Stay Scattered and Avoid Police, Proud Boys Were Told Before Capitol Riot



On the night before the riot at the Capitol, prosecutors say, a group chat among the Proud Boys was abuzz with orders from a leader: Be decentralized. Use good judgment. Avoid the police. And then, in a nod to the group’s hard-drinking habits, “Don’t get drunk until off the street.”

The account of these communications on an unidentified encrypted app was contained in an indictment unsealed on Friday that accused four leaders of the far-right nationalist group of conspiring to resist law enforcement officers at the Capitol and storm the building on Jan. 6 in a plot to disrupt the final certification of the presidential election. The indictment, filed in federal court in Washington, provides perhaps the most thorough look to date at how the Proud Boys planned and participated in the assault.

Two of the defendants — Joseph Biggs, of Ormond Beach, Fla., and Ethan Nordean, of Auburn, Wash. — were already facing charges in connection with the riot, accused of having led a mob of about 100 Proud Boys and supporters into a restricted area at the Capitol. The two other men named in the indictment — Zach Rehl, the president of the Proud Boys’ Philadelphia chapter, and Charles Donohoe, a chapter leader from North Carolina — were arrested on Wednesday, weeks after photos of them in the mob had circulated online and in the media.

The Proud Boys, who have emerged in recent years as some of former President Donald J. Trump’s most vocal and violent supporters, have long described themselves as “Western chauvinists” and have a history of bloody street fights with left-wing antifascist activists since shortly after their founding in 2016. But the group achieved new prominence in September after Mr. Trump told its members during a presidential debate to “stand back and stand by.”

Lawyers for Mr. Biggs, Mr. Nordean and Mr. Donohoe declined to comment on the charges. It was not immediately clear who was representing Mr. Rehl.

From the start of the investigation, the federal authorities have focused on the Proud Boys, who were almost certainly the largest single group to have appeared at the Capitol on Jan. 6. Fifteen members of the organization have been charged in connection with the riot, and some are accused of being among the first attackers to shatter windows at the Capitol, breach the building and aggressively confront police officers inside.
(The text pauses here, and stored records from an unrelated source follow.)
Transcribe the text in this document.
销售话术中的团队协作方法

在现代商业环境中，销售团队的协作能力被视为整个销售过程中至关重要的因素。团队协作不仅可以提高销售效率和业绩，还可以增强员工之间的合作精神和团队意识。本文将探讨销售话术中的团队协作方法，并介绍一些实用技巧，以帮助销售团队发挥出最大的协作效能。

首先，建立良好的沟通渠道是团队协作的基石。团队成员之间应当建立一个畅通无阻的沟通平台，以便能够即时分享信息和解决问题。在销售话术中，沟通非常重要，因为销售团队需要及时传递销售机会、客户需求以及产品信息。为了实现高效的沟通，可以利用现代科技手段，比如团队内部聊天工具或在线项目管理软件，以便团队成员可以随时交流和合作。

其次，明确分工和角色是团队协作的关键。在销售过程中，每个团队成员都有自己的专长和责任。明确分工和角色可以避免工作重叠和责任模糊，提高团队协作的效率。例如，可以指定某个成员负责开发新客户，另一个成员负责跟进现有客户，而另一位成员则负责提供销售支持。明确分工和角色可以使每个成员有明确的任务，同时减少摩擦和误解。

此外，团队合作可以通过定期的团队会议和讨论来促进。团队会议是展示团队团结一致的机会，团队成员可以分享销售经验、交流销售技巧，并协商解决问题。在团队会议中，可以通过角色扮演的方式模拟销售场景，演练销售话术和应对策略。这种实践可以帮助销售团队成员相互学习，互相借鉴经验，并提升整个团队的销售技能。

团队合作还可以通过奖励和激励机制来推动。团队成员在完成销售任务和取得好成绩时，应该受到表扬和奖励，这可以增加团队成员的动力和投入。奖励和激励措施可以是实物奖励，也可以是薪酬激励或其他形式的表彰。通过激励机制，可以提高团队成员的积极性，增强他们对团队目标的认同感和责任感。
The new indictment lays out a conspiracy that began within days of the election in November when, prosecutors say, Mr. Biggs posted on social media calling for “war” over what he described as stolen votes. That same month, prosecutors say, Mr. Nordean echoed the cry for action, writing on social media: “Good luck to all you traitors of this country we so deeply love … you’re going to need it.”
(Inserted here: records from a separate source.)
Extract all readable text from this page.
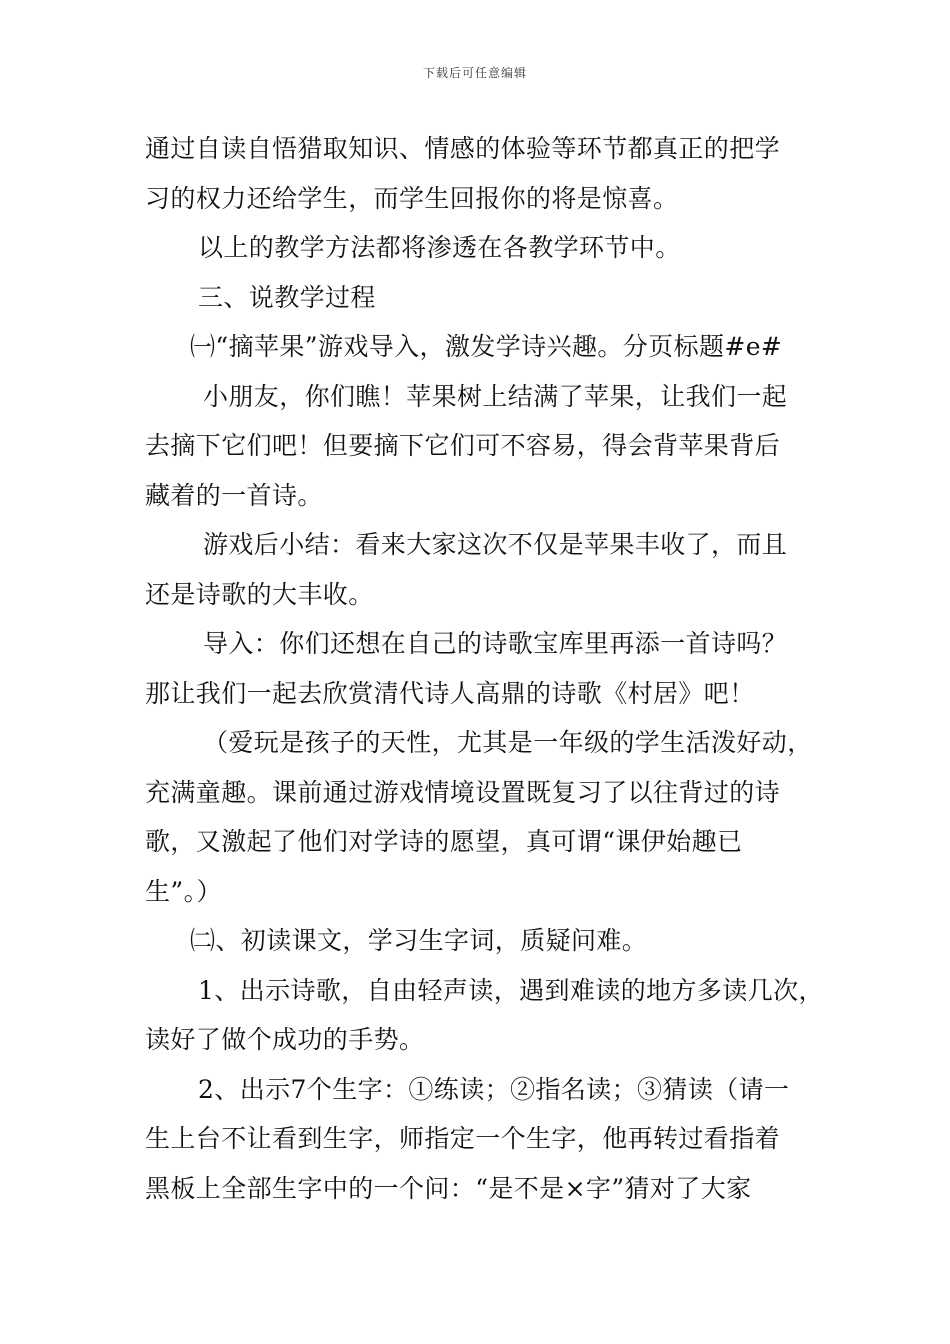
下载后可任意编辑
通过自读自悟猎取知识、情感的体验等环节都真正的把学
习的权力还给学生，而学生回报你的将是惊喜。
以上的教学方法都将渗透在各教学环节中。
三、说教学过程
㈠“摘苹果”游戏导入，激发学诗兴趣。分页标题#e#
小朋友，你们瞧！苹果树上结满了苹果，让我们一起
去摘下它们吧！但要摘下它们可不容易，得会背苹果背后
藏着的一首诗。
游戏后小结：看来大家这次不仅是苹果丰收了，而且
还是诗歌的大丰收。
导入：你们还想在自己的诗歌宝库里再添一首诗吗？
那让我们一起去欣赏清代诗人高鼎的诗歌《村居》吧！
（爱玩是孩子的天性，尤其是一年级的学生活泼好动，
充满童趣。课前通过游戏情境设置既复习了以往背过的诗
歌，又激起了他们对学诗的愿望，真可谓“课伊始趣已
生”。）
㈡、初读课文，学习生字词，质疑问难。
1、出示诗歌，自由轻声读，遇到难读的地方多读几次，
读好了做个成功的手势。
2、出示7个生字：①练读；②指名读；③猜读（请一
生上台不让看到生字，师指定一个生字，他再转过看指着
黑板上全部生字中的一个问：“是不是×字”猜对了大家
In late December, the indictment says, Mr. Nordean solicited donations for “protective gear and communications” in anticipation of action on Jan. 6. Within days, Mr. Rehl began his own online campaign for “Travel Expenses for Upcoming Patriot Events” that ultimately raised more than $5,000, prosecutors say.

In documents filed in other Proud Boys cases, prosecutors have noted that some members of the group had their travel costs and lodgings paid for by others. Investigators have said that the group's sources of funding is a subject of intense, ongoing interest.

The leader of the Proud Boys, Enrique Tarrio, was not in Washington on Jan. 6. He had been arrested two days earlier and banned from the city by a local judge handling his case. Mr. Tarrio had been taken into custody in connection with the burning of a Black Lives Matter flag that was stolen by his group from a Black church after a Proud Boys rally in December.

According to the indictment, the arrest sent shock waves through the Proud Boys’ leadership. That same night, prosecutors say, Mr. Donohoe, in North Carolina, posted a message on one of group’s encrypted channels saying, “Everything is compromised and we can be looking at Gang charges.” Mr. Donohoe, who goes by the nickname YutYut, took steps to “nuke” an earlier version of the group’s encrypted channel and to create a new one, prosecutors say.

By Jan. 5, court papers say, the Proud Boys had settled on a channel called “Boots on the Ground” to communicate and more than 60 members joined it, including all four defendants in the new indictment and an unnamed co-conspirator. That person, prosecutors say, was the one who issued orders on the eve of the assault, telling his colleagues that Mr. Nordean would be in charge on the ground in the morning and that no one should wear their “colors” — an apparent reference to the Proud Boys’ typical black-and-yellow polo shirts.

No one in the mob was wearing those colors when Mr. Nordean, carrying a bullhorn, joined Mr. Biggs and Mr. Rehl in leading the Proud Boys toward the Capitol at just before 1 p.m. on Jan. 6, crossing over barricades that had been “violently disassembled and trampled by the crowd,” the indictment says. Minutes later, prosecutors say, Mr. Donohoe helped part of the mob advance up a flight of stairs, overwhelming the police.

By 2:15 p.m., the indictment says, one Proud Boy — Dominic Pezzola — used a riot shield stolen from the police to break a window, allowing several other members of the group to enter the building.

Five minutes later, court papers say, a message flashed across “Boots on the Ground.”

“We just stormed the Capitol,” it said.